Baazov has “binding equity commitment letters” from Head and Shoulders Global Investment Fund SPC and Goldenway Capital SPC for $3.45 billion to finance his bid for the PokerStars owner, according to a U.S. Securities and Exchange Commission filing Friday.
The Hong Kong-based investors are filling the void left by Dubai-based KBC Aldini Capital Ltd., which said this week its purported backing for the deal was given without the firm’s knowledge or consent, throwing Baazov’s offer into question. KBC isn’t part of the new equity financing, Baazov said in the filing. The statement also doesn’t mention Ferdyne Advisory Inc., the British Virgin Island backer cited in Baazov’s Nov. 14 press release announcing the offer.
The two Hong Kong-based firms, which were part of the initial commitment, are dedicating capital to a special purpose vehicle led by Baazov to buy the Pointe-Claire, Quebec-based company for C$24 a share, the filing said. Amaya rose 2.3 percent to C$19.22 at 9:45 a.m. in Toronto, for a market value of C$2.79 billion ($2.1 billion).
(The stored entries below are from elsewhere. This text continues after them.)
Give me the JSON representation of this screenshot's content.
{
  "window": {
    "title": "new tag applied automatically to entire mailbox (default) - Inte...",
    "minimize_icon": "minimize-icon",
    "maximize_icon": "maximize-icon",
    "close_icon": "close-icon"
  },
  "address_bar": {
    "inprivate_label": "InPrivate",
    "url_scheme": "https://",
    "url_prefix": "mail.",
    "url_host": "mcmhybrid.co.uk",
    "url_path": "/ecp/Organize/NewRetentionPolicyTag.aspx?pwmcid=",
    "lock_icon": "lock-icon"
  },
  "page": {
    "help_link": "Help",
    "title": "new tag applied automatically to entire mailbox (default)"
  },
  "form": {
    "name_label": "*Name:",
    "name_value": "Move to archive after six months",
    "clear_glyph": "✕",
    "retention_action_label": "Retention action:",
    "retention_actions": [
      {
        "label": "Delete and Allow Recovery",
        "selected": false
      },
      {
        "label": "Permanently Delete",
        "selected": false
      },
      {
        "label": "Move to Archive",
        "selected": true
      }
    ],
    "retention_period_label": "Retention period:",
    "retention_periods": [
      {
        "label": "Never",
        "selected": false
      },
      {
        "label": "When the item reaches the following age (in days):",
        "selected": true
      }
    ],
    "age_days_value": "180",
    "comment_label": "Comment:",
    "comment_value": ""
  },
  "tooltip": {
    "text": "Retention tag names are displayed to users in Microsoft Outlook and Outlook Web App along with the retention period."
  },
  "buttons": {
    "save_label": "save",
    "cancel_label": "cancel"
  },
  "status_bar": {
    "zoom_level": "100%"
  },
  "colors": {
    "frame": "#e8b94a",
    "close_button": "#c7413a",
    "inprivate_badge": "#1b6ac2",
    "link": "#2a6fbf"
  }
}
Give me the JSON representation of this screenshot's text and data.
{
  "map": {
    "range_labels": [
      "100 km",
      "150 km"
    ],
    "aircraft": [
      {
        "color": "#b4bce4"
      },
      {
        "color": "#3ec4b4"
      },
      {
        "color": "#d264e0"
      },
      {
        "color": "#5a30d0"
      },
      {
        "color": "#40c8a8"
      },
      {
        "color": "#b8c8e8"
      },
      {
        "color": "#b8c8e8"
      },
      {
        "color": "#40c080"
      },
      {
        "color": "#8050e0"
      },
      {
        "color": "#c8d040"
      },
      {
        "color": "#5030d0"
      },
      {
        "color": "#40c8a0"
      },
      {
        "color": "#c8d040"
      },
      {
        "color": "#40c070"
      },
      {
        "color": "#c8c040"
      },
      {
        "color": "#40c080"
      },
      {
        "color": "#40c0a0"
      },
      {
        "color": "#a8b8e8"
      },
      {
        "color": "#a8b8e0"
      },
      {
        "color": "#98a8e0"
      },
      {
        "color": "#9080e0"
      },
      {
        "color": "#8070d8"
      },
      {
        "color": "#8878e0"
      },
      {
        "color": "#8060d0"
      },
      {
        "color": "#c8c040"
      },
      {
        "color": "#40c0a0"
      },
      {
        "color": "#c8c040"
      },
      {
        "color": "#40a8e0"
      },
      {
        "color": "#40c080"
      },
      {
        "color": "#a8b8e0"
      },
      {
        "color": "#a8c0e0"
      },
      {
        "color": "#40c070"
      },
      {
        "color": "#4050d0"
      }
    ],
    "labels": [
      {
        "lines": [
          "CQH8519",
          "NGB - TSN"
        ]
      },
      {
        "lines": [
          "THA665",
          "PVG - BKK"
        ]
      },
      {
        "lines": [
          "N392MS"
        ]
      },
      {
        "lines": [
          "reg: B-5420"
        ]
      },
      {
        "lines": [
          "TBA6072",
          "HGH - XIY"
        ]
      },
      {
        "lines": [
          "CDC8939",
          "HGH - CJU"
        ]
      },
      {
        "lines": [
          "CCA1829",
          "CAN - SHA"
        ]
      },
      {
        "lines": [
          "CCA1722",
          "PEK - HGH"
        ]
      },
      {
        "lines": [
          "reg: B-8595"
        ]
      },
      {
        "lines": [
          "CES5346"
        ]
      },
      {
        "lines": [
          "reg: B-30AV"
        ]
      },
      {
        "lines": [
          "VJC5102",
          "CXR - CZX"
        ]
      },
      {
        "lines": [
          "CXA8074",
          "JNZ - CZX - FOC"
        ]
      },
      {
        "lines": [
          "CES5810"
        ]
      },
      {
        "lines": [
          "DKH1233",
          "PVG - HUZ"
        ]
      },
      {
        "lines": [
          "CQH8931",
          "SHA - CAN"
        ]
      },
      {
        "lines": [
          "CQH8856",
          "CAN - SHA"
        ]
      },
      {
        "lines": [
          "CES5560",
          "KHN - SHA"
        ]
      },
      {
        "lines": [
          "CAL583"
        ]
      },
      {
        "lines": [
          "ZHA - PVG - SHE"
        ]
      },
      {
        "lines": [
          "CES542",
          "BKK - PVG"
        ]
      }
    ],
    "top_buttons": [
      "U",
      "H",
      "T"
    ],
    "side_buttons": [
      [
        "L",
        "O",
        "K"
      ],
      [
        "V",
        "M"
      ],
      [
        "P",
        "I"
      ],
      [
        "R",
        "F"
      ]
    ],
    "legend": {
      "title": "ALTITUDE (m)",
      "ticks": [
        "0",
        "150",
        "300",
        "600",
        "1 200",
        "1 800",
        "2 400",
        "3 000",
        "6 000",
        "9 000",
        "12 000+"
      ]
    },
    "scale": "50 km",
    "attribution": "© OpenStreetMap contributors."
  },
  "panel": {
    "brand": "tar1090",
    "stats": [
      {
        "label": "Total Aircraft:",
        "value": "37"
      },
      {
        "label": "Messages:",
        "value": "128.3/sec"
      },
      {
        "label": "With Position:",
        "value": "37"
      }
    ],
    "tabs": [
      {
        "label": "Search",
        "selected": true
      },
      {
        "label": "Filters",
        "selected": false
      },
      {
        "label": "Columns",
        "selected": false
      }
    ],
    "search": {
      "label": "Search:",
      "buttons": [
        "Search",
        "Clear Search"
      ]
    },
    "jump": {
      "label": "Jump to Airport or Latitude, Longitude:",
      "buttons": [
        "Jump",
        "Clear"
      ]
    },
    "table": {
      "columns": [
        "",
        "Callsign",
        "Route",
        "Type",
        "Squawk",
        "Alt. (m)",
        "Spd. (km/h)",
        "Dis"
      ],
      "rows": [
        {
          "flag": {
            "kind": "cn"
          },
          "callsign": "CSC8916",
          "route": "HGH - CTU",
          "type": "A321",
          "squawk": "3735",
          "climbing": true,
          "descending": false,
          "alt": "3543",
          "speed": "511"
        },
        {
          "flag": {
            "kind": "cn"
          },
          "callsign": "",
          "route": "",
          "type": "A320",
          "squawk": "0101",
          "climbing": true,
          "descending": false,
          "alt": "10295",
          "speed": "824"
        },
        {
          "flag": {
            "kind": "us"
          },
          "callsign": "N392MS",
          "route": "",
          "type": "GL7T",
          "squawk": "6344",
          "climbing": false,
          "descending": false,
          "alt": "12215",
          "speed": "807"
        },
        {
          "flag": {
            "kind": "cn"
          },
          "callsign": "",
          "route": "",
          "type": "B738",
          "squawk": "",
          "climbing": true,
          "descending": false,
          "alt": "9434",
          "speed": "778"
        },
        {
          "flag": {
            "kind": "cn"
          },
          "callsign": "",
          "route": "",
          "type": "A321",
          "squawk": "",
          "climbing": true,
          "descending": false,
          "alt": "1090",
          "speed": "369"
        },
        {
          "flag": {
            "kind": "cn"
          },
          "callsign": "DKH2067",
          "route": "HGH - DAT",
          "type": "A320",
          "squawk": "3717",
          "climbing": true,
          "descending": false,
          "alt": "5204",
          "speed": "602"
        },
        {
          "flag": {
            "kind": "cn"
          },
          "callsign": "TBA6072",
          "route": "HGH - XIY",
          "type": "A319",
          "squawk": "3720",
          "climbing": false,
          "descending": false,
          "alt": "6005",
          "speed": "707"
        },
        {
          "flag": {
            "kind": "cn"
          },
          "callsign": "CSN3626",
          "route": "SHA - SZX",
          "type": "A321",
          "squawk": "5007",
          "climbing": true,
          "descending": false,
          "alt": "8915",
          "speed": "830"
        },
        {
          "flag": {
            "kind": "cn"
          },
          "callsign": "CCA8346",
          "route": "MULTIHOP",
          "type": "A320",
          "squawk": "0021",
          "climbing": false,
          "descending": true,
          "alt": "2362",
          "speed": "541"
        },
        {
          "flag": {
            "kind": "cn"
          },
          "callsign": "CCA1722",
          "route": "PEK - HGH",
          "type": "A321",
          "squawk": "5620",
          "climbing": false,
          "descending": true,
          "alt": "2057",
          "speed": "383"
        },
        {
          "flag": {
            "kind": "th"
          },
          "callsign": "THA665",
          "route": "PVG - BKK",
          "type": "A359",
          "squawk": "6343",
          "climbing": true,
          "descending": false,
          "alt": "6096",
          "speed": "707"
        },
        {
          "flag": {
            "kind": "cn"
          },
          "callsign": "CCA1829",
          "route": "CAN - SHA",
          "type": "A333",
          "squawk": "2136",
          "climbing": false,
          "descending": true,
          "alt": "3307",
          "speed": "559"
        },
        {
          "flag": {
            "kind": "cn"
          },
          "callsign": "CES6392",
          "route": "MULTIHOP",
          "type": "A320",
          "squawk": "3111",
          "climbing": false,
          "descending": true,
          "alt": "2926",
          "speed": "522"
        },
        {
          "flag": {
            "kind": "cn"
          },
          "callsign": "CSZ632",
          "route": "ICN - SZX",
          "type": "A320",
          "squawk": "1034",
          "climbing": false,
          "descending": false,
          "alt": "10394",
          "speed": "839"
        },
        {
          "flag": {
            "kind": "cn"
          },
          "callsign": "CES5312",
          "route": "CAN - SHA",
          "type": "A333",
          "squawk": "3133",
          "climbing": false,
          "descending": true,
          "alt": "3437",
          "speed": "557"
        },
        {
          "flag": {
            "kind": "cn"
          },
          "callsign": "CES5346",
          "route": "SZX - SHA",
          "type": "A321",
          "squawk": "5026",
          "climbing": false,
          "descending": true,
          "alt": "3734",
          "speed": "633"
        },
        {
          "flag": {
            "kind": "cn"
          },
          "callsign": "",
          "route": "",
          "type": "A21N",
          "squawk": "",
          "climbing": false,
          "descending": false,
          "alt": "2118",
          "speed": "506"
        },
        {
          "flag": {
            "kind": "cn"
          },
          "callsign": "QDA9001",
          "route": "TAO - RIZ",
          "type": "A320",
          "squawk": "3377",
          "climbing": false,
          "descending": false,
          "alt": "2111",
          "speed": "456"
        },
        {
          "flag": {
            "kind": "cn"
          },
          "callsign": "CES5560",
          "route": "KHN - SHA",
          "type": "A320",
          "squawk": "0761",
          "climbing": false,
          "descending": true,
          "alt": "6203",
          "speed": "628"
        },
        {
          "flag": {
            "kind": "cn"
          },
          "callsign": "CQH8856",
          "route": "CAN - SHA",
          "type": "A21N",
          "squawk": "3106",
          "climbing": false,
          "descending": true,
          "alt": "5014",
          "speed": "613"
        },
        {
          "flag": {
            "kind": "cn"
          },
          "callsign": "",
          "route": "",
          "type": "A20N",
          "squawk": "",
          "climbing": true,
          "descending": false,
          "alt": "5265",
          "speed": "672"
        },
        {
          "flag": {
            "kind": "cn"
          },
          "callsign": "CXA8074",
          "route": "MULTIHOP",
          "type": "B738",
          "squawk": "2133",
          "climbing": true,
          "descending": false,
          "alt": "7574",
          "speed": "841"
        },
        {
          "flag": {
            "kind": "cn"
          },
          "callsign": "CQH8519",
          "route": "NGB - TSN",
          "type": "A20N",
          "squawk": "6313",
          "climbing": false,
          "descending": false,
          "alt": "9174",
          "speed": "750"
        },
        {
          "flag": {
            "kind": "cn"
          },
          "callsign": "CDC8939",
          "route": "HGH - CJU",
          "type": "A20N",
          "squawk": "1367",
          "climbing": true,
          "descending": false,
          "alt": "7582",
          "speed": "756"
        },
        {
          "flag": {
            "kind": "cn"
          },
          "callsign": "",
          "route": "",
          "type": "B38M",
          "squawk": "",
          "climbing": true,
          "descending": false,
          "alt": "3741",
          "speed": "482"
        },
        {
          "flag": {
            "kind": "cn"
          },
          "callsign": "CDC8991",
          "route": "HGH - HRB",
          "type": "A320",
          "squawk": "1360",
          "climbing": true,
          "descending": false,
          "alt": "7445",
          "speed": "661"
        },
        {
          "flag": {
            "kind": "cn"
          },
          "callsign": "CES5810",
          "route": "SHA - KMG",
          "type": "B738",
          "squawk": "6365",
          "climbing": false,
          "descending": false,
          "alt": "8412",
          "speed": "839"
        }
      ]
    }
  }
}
“We continue to support David Baazov," Stanley Choi, chairman of Head and Shoulders Financial Group, said in a phone interview from Hong Kong, adding that he’s “not at all” concerned about what happened in the past week with KBC. He declined to comment further on his firm’s increased commitment or the structure of the transaction.
Baazov’s Toronto-based advisers are Canaccord Genuity Group Inc. and Goodmans LLP.
Amaya wasn’t immediately available to comment. Baazov’s deal to take Amaya private is worth about $6.7 billion including debt. Baazov is Amaya’s largest shareholder, with a 17 percent stake.